Updated November 16, 2020:

How to LLC yourself? To form an LLC by yourself, you need to reserve a business name, appoint a registered agent, file the Articles of Organization, obtain an Employer Identification Number, and open a business bank account. The time and money you need to file an LLC yourself depend on the state where you are filing.

The LLC Business Type

The LLC entity type is a popular business type because it allows small business owners to get limited liability protection without having the formal structural and recordkeeping requirements of corporations. Many business owners desire to register their businesses as LLCs but they don't because of the time-consuming procedures involved. This guide will help you understand how you can form an LLC by yourself.

Name Reservation

It is a good idea to reserve a name before you officially attempt to register the LLC. This will minimize the chances of your LLC registration being rejected because of using a name that is already taken. LLC name reservation is normally done with the department of the Secretary of State, Division of Corporations. The good news is that many states have online databases where you can research the availability of any name you have in mind. In some states, you can even reserve a name online by paying a small fee. It is important to note the following requirement for naming an LLC:

  • The LLC name must be different from the names of other businesses that are already registered in the state. The level of variance required between your LLC's name and the others is determined by your state.
  • The LLC name must contain a company descriptor. Words like “company”, “LLC”, or “Limited Liability Company” are normally required in the name.
  • LLC names can be reserved for a couple of weeks in most states. This is normally more than enough time for you to complete registering your company officially.

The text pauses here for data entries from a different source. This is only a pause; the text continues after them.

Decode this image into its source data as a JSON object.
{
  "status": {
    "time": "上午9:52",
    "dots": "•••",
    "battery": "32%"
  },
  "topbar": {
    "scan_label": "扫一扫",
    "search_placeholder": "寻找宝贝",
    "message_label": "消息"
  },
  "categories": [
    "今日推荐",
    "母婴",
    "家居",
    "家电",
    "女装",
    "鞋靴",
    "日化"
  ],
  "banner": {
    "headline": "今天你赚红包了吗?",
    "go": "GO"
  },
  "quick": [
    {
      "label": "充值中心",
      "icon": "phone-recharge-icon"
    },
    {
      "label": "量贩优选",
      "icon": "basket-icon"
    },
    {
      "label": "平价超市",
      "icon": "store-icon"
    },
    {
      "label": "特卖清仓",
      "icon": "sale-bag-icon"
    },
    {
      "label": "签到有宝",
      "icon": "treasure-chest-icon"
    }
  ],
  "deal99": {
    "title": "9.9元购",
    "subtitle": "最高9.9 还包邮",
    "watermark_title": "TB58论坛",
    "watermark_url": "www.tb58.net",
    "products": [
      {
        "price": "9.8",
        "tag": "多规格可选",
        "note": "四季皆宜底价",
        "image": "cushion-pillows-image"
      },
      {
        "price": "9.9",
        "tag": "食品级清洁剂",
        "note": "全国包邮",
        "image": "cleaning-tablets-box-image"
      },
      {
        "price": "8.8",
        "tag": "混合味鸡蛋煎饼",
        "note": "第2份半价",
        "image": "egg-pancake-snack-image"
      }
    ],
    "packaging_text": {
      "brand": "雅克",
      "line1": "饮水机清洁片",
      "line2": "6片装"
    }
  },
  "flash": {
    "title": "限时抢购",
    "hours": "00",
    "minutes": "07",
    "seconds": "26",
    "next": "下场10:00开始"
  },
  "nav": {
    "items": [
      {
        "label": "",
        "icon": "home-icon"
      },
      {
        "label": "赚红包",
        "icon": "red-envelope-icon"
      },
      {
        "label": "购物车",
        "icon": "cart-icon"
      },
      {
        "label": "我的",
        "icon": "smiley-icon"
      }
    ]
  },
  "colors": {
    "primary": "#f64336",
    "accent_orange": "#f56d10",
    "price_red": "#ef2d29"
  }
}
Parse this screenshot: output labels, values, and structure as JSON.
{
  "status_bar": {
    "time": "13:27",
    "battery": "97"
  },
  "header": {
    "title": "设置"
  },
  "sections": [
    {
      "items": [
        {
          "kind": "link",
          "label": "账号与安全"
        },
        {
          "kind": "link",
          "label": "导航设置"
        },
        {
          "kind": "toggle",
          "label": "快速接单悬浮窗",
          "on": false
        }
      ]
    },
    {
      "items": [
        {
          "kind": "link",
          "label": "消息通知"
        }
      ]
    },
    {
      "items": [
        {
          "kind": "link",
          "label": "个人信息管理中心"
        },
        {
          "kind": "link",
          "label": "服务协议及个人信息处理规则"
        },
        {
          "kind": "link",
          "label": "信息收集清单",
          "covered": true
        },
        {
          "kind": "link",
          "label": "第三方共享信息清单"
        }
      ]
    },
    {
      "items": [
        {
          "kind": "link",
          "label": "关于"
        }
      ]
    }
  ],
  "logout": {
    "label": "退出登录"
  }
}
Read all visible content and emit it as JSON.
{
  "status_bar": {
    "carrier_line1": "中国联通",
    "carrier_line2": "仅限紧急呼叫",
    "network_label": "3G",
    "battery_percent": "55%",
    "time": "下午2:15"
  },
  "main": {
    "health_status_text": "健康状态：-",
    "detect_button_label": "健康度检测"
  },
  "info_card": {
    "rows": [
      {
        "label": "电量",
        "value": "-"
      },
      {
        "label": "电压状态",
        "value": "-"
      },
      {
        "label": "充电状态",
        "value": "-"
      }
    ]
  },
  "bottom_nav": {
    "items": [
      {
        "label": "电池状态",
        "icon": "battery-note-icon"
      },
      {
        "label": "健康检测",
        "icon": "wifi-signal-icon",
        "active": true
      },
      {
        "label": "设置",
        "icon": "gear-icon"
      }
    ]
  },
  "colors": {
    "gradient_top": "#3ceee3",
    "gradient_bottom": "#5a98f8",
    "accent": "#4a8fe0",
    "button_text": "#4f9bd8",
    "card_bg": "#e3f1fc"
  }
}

Appointing a Registered Agent

The name and address of the LLC's registered agent are normally required on the official registration papers for your LLC. An agent is a person or entity tasked with receiving legal papers on behalf of your LLC in the event that your company is sued. The agent must have a physical address in the state and must be available during work hours on all workdays for this purpose.

Filing the Articles of Organization

This document is normally submitted to the state's Secretary of State along with a filing fee. The acceptance of the Articles of Organization by the Secretary of State means your LLC has officially been formed. The Articles of Organization documents some details about your company. Typical details required on the Articles of Organization include:

  • The name and address of the company.
  • The names and addresses of the LLC's members and managers.
  • A statement on whether the company will be managed by a manager or the members.
  • The name and address of the registered agent of the LLC.

Although successfully filing the Articles of Organization indicates that the state recognizes the LLC, you still have some work to do to make the LLC operational. Other steps that you might need to do to make your LLC operational include:

  • Publishing the Articles of Organization
    A few states require newly formed LLCs to publish their articles of Organization in a local newspaper and to file an affidavit of publication with the state.
  • Drafting an operating agreement
    The operating agreement is not filed with the state but is needed by the LLC to specify the roles and rights of the members. Although you can draft the agreement yourself, it is recommended that you involve a knowledgeable lawyer from your state.
  • Getting an Employer Identification Number (EIN)
    The employer identification number may be needed to file taxes for employees and members of the LLC. This number is an identifier of the LLC with the IRS and can be obtained by applying online.
  • Getting a business bank account
    Your LLC will need a business bank account or the members' limited liability protection can be called into question by the authorities.
  • Getting Business Licenses and Permits
    Like other businesses, your LLC will likely need permits and licenses to operate. You might need to get permits from the county or city government, state government, and even the federal government. You can find details about the particular licenses and permits you will need from the local chamber of commerce and the SBA guide.